On the weekend, as the NFL regular season got underway, Kalshi was offering event contracts on games that were remarkably similar to player prop wagers offered at legal and regulated US sports betting sites. Sites are offering event contracts around the country, including several states where sports betting is illegal.
Many state gambling regulatory bodies insist these prediction markets are nothing more than illegal sports betting operations. The derivative exchange markets counter that they are legally licensed by the CFTC, which is a federal government body. They argue that federal law supersedes any state law. Ongoing court cases are arguing this issue in many states.
Kristin Johnson, an outgoing member of the CFTC, cautioned that government regulators need to address the volatile prediction market situation. She feels it's time to make a firm decision on the legality of these new styles of event contracts.
"In my final months at the Commission, we also witnessed a surge in new applicants and registered market participants in prediction markets," Johnson wrote. "These prediction market contracts enable retail investors to take a position on everything from U.S. elections to whether Michigan would take New Mexico in the season opener in Ann Arbor last weekend.
"I am disappointed that during my time at the Commission we were not able to successfully advance a final rule that addressed the introduction of political event contracts. Activity in markets in most recent months underscores my concerns and the concerns of others about prediction markets.
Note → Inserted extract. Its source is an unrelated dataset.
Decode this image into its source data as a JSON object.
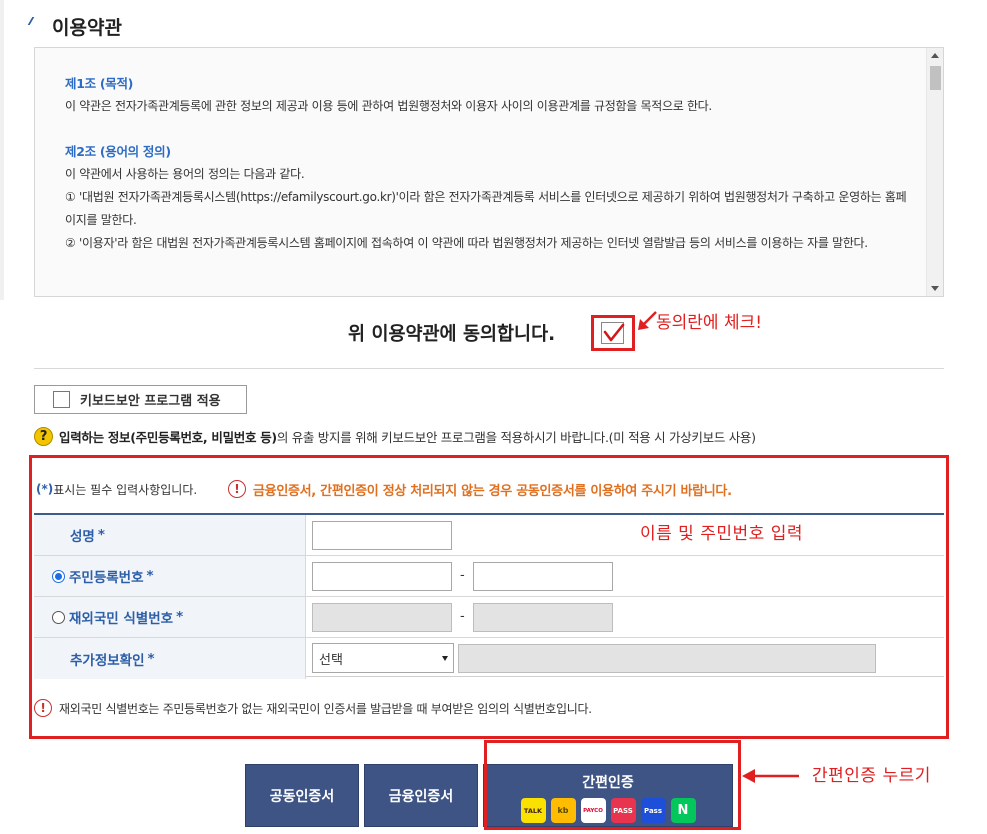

"As of today, we have too few guardrails and too little visibility into the prediction market landscape. Because the target audience for these contracts is retail customers, and some market participants seem to be marching down a path to offer leveraged, margined prediction market contracts to retail investors, there is an urgent need for the Commission to express in a clear voice our expectations related to these contracts.
"The stakes are high. And, if I only have one piece of wisdom to share, it would be the following: Get it right. Measure twice, cut once."